Over the years I have focused on thermal-stability research, one conclusion has become increasingly clear: safety is not a marketing slogan; it is a physical law determined by material structure. NFPP’s dual PO4 and P2O7 framework locks oxygen atoms tightly in place, raising the threshold for thermal runaway at the material level. In February 2026, MIT Technology Review stated in its “10 Breakthrough Technologies of 2026” report that sodium-ion batteries, with their higher thermal stability and longer cycle life, are strong candidates to replace lithium-ion batteries, and that their energy density is already sufficient for small passenger cars and low-speed utility vehicles. This judgment fully aligns with my engineering experience. In addition to excelling in the starting-battery market, NFPP will also steadily increase its market share in important sectors such as low-end electric vehicles and energy storage.

Why Did Aeson Power Choose NFPP?

Each of the three routes has its place. Layered oxides pursue the limit of energy density. Prussian blue pursues the limit of cost. NFPP pursues the dual limit of reliability and sustainability, with broader scenario adaptability and more obvious overall advantages.

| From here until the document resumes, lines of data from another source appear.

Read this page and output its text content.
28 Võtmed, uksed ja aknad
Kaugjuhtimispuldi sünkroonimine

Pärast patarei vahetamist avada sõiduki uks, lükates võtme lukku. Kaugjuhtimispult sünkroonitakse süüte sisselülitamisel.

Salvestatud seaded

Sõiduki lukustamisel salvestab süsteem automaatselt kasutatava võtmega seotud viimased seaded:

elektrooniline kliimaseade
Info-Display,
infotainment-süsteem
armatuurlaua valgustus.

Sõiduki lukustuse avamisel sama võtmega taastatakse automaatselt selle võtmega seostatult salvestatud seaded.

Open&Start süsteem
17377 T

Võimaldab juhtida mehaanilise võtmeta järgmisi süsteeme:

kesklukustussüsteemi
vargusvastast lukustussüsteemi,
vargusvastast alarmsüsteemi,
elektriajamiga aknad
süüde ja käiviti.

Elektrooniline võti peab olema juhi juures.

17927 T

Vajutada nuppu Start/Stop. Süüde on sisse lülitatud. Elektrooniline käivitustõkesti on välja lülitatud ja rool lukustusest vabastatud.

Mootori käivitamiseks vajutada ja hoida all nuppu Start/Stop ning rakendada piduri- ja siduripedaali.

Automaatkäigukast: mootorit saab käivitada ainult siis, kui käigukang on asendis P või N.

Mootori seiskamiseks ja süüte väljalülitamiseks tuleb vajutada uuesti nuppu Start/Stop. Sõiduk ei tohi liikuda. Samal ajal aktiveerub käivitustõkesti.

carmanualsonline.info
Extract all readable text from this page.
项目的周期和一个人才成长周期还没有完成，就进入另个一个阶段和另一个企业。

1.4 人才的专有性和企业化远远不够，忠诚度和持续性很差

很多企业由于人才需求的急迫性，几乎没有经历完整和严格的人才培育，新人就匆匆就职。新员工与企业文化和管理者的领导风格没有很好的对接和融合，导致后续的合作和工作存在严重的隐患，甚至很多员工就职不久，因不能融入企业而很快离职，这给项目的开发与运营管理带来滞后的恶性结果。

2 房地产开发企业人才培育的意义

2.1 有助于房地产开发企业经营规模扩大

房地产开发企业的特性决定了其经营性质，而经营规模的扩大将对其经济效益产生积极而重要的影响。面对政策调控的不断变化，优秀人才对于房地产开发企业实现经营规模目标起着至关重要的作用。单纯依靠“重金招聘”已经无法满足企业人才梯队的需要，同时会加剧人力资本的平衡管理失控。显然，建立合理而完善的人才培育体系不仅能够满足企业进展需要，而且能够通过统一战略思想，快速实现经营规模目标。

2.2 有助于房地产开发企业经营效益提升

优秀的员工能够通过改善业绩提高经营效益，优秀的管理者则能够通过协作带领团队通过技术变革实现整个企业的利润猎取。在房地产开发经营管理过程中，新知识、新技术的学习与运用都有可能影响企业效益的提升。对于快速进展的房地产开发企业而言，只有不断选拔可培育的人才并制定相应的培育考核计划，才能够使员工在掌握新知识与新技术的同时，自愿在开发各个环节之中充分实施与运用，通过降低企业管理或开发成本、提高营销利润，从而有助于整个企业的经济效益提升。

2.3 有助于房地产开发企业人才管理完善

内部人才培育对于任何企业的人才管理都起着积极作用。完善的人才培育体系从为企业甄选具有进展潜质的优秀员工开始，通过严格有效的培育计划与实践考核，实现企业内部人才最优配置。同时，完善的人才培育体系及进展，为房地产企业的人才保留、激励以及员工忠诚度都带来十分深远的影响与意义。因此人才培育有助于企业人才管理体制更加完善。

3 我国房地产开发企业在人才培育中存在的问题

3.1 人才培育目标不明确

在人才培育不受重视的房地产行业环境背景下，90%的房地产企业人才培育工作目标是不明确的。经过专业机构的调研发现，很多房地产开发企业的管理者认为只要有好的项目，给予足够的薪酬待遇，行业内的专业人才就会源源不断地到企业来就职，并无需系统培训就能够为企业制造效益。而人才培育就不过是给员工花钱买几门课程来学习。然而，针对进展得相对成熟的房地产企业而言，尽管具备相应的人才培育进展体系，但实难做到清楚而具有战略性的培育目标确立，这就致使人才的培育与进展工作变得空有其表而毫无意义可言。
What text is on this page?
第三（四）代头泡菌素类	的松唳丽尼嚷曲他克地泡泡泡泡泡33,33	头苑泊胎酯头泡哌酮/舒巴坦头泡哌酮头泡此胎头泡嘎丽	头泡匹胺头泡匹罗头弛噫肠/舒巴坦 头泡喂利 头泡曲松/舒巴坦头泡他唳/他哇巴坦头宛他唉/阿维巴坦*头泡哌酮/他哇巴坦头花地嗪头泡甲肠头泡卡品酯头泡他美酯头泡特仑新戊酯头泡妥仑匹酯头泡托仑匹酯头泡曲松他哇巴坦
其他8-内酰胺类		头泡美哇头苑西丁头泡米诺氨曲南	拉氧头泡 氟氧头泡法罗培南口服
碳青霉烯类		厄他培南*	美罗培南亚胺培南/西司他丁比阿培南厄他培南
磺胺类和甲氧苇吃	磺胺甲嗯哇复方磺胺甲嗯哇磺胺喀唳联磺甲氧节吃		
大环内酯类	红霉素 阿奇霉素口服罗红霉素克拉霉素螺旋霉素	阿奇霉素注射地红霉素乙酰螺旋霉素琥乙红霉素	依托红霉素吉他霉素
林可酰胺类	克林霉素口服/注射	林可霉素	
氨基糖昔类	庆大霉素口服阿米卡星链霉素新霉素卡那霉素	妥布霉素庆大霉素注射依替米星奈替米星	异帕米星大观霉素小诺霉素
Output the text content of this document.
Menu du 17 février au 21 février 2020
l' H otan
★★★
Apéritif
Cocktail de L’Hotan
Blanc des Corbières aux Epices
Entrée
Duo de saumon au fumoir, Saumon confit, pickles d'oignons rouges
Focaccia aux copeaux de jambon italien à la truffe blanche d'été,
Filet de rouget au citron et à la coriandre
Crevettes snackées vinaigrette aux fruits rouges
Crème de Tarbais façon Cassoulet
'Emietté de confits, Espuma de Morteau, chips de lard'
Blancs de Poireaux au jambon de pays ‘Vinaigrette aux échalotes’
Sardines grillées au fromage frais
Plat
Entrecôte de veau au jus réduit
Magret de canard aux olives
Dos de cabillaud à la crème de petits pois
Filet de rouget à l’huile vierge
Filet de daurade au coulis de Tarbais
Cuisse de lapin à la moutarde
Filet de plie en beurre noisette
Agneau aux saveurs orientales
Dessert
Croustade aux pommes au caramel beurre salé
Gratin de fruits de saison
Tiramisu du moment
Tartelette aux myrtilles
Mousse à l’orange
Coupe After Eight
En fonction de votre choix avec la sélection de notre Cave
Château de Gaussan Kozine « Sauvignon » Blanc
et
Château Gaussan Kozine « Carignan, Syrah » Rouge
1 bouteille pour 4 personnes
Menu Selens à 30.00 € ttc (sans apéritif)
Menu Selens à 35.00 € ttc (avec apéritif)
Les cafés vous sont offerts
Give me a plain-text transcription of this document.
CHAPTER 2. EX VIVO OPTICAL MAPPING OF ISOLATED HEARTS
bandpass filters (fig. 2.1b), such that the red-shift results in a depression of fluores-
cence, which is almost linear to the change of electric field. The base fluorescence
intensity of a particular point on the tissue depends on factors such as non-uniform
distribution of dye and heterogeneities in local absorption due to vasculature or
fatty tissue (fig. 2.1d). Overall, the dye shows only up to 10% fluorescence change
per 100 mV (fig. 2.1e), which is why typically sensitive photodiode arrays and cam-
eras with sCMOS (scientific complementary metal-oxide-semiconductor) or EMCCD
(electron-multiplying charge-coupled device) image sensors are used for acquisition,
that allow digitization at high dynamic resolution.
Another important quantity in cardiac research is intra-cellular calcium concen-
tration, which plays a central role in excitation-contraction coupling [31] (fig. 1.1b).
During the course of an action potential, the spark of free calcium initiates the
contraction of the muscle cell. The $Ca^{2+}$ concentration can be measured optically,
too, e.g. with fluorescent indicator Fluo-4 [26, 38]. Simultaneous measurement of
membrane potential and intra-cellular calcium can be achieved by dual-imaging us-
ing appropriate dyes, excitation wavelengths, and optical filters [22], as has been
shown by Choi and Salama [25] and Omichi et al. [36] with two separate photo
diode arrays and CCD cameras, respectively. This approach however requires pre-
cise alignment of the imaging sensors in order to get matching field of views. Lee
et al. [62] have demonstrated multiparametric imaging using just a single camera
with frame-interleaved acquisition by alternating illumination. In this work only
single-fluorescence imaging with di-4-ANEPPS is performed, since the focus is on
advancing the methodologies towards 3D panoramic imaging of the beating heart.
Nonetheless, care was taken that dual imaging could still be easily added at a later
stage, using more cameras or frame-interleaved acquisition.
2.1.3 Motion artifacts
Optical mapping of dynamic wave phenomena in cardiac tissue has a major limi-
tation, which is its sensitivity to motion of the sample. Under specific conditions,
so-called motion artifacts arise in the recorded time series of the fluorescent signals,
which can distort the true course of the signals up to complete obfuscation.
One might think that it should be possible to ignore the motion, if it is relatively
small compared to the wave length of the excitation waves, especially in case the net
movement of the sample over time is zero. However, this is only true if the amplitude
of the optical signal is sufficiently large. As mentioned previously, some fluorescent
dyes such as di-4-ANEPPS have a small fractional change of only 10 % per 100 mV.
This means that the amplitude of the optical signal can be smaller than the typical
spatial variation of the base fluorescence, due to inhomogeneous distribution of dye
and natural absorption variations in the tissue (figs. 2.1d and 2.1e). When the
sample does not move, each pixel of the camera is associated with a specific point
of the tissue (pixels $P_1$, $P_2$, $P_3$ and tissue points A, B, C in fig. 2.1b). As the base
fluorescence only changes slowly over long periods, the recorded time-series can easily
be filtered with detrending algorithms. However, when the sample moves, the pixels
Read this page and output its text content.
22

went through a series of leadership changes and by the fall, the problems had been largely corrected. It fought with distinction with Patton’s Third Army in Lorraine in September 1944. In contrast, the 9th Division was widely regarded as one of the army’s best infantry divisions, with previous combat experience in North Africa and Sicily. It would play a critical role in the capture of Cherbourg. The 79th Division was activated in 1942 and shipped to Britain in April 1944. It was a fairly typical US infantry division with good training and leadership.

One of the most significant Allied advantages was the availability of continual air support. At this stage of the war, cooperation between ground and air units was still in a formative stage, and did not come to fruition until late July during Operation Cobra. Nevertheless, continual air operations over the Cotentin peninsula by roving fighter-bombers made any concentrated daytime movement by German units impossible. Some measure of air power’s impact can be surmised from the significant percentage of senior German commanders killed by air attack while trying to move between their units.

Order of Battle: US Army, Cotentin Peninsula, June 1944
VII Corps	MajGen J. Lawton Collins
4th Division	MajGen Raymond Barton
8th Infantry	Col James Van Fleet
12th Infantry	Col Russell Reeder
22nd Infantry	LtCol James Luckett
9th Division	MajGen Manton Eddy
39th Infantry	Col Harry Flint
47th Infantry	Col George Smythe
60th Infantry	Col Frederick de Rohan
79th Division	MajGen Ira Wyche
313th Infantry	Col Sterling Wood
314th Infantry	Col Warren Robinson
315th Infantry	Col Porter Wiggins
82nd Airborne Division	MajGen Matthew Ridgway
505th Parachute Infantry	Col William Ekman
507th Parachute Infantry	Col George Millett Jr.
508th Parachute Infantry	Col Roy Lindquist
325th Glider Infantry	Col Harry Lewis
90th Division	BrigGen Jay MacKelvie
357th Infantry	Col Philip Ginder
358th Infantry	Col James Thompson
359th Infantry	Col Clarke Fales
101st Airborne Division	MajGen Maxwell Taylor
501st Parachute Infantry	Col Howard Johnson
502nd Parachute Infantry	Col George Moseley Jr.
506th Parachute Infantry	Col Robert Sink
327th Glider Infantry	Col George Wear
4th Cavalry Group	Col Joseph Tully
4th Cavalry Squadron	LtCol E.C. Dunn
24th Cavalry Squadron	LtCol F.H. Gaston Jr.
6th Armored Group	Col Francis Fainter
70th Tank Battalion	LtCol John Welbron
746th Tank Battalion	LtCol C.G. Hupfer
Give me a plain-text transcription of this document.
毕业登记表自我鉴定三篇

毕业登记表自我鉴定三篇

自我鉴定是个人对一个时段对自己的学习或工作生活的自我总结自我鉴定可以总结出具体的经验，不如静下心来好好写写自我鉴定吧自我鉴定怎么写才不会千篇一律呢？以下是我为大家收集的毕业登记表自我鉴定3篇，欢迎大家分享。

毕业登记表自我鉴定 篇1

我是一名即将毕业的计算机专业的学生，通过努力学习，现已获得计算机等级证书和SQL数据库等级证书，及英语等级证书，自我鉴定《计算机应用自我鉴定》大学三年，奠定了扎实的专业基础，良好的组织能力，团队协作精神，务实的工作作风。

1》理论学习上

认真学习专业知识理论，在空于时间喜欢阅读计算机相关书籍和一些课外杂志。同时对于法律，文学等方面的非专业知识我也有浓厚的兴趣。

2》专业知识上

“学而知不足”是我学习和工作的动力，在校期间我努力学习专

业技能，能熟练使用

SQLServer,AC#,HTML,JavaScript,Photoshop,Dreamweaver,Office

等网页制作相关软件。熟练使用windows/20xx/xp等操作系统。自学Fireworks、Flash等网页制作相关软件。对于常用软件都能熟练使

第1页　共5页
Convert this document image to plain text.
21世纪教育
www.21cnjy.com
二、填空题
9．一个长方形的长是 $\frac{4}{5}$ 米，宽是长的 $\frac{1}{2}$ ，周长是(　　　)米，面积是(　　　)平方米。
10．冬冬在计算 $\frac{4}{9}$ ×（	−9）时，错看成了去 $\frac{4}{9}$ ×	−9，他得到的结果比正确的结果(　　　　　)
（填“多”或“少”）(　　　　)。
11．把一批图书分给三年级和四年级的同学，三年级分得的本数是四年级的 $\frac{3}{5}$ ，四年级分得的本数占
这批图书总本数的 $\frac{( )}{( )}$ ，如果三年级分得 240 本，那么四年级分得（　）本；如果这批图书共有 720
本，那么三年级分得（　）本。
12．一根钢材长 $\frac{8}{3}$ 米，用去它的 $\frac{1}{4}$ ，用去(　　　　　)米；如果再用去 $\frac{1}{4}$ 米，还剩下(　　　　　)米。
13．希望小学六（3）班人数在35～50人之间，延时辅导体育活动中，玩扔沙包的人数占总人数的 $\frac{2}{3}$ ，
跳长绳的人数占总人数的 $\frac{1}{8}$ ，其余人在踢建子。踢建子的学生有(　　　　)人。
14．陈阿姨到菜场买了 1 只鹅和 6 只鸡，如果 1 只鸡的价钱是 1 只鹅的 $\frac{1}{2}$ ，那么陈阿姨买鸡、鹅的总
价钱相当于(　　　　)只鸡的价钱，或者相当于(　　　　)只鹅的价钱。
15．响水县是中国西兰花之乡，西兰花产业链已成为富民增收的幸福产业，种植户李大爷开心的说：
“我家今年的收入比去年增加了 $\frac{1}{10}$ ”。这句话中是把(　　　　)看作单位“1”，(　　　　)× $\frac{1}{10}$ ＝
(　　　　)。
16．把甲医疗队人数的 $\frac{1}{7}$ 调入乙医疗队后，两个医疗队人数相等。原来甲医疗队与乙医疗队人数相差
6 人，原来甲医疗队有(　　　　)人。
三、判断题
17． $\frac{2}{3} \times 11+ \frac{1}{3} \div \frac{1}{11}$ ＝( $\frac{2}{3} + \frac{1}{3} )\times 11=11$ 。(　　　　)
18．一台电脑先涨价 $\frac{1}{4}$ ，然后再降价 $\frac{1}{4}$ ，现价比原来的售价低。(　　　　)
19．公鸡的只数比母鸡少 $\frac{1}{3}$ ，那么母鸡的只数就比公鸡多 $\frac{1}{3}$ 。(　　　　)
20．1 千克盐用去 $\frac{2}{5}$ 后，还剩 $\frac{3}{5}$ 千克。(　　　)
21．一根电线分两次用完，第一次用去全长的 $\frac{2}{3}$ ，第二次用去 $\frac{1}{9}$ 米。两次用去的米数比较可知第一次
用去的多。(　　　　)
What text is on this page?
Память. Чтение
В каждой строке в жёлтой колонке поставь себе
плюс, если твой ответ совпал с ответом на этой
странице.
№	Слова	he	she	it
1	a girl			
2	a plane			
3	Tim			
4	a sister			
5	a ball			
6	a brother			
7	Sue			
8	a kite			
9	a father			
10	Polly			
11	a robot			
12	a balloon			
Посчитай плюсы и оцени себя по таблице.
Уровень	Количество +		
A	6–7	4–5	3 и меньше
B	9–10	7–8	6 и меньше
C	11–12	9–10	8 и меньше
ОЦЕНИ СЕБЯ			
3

As an engineer who works with battery cells every day, my judgment is this: consumers will not remember the specific capacity of a cathode material, but they will remember a car that would not start in winter. They will remember a battery that needed replacement after only two years. They will also remember the frightening news of lithium-battery fires. For an automotive starter battery aimed at global cold-climate markets and expected to endure years of intensive use, safety and full-lifecycle reliability matter far more than the energy-density number on paper.

NFPP gives us one more layer of confidence: it contains no scarce or controversial elements, and its supply chain is fully controllable. In a world where mineral resources are increasingly becoming geopolitical leverage, the value of this goes far beyond cost. That is Aeson Power’s starting point in choosing NFPP—not because it looks best on a parameter sheet, but because in real application scenarios and the real industrial environment, it is the most trustworthy choice.